Quote: Harridan @ 6th January 2014, 12:07 AM GMT90 minute wedding speeches with flashbacks to things you wish you were watching?
Just about sums it up.
5 minutes of plot spread WAY too thin.
Note how it's moved a bit earlier?
It'll soon be in the Sunday night Merlin slot.
FFS
Quote: Shandonbelle @ 5th January 2014, 11:21 PM GMTI wasn't over keen on the yellow walls in the wedding venue.
I liked that bit.
I hated everything else.
Quote: Harridan @ 6th January 2014, 12:07 AM GMTStart by having Watson (accompanied by best man Sherlock) visit the barracks with the express intention of getting an invitation to the reclusive major - exposition about how he accidentally killed everyone can be dealt with in a less signposted way. The killer is not the totally obvious but random wedding photographer, but whoever it is at the barracks who deals with the invitation (and is an old friend of Watson's who Watson feels he now has to invite), in the process this guy finds out that the recluse he has a grudge against is possibly going to be at a wedding. So Watson's wedding sets the plot in motion, so it makes sense that it is going to happen at his wedding. The murderer starts contriving clever ways to kill someone in public, practicing on guards, but not actually managing to kill any of them, and so they call Watson for help, because they know he is friends with Sherlock, as he's recently been at the barracks with him. The attempted killings culminate in the successful murder of the guard in the shower, but Sherlock only works out what is happening when he's at the wedding, during his speech, which becomes exciting and tense, not silly and Matt Smith-y.
That's a good idea. A+
Well that wedding episode was boring...
About enough real material for a half hour, maybe 45 mins, but it was 90 mins! filled with padding.
And the basic premise that someone (two people in this case) would not notice that they had been fatally stabbed, because it was through a tight webbing belt is absolutely absurd. It would hurt like heck!

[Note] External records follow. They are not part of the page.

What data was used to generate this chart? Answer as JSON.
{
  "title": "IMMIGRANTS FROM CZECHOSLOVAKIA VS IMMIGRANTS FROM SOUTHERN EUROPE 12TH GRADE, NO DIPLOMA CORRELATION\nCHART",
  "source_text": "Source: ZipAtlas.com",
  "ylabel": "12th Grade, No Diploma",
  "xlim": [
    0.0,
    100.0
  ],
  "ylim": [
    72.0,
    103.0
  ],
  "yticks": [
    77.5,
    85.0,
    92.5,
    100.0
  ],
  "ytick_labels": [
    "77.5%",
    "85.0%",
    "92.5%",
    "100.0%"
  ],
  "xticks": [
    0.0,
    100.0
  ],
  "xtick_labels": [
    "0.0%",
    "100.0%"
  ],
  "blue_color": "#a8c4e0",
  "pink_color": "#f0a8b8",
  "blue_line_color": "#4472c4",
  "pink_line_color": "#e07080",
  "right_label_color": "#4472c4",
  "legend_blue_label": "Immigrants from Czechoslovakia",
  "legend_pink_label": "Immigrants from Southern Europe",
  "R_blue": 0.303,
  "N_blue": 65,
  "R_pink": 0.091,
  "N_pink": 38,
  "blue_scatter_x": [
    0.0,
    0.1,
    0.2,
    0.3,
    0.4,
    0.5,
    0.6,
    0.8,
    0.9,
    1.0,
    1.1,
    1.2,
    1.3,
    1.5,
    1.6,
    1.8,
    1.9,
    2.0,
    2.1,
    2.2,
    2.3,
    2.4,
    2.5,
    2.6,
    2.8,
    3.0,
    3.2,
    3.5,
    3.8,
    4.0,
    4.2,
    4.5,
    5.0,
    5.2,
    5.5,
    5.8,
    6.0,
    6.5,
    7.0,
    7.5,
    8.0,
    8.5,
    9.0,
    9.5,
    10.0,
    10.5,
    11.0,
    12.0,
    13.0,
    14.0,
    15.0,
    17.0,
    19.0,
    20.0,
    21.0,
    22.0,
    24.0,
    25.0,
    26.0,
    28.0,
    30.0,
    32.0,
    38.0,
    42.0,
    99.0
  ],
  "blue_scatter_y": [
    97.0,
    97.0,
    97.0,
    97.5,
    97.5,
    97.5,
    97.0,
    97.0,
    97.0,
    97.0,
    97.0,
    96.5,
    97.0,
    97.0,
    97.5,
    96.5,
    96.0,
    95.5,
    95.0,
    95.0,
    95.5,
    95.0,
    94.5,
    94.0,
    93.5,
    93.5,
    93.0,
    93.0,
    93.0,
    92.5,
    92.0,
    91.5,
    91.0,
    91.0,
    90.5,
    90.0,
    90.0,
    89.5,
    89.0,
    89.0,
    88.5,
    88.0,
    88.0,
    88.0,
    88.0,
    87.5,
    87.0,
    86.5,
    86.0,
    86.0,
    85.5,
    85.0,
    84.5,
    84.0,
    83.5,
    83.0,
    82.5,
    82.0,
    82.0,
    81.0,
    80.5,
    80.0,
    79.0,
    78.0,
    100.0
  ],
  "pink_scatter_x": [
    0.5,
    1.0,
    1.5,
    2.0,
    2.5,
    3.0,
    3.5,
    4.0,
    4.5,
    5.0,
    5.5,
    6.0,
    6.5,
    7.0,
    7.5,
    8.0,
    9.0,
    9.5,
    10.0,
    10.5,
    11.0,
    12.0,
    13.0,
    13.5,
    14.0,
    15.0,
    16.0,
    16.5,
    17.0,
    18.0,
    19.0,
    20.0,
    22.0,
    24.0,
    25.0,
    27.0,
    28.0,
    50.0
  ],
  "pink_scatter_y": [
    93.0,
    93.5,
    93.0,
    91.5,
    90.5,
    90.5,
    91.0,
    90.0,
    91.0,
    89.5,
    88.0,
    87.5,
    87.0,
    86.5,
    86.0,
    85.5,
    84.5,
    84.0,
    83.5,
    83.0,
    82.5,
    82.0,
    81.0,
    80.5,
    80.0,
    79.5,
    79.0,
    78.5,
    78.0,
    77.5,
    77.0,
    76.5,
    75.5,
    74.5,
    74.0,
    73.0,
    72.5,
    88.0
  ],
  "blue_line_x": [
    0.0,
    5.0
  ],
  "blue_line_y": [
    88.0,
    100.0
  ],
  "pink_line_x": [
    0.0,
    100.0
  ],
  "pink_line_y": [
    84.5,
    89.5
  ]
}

Quote: billwill @ 6th January 2014, 3:30 AM GMTAnd the basic premise that someone (two people in this case) would not notice that they had been fatally stabbed, because it was through a tight webbing belt is absolutely absurd. It would hurt like heck!
I suppose someone must have looked into that, but it did strike me as a bit odd that you'd not notice something was up, especially if you're at a wedding for that long.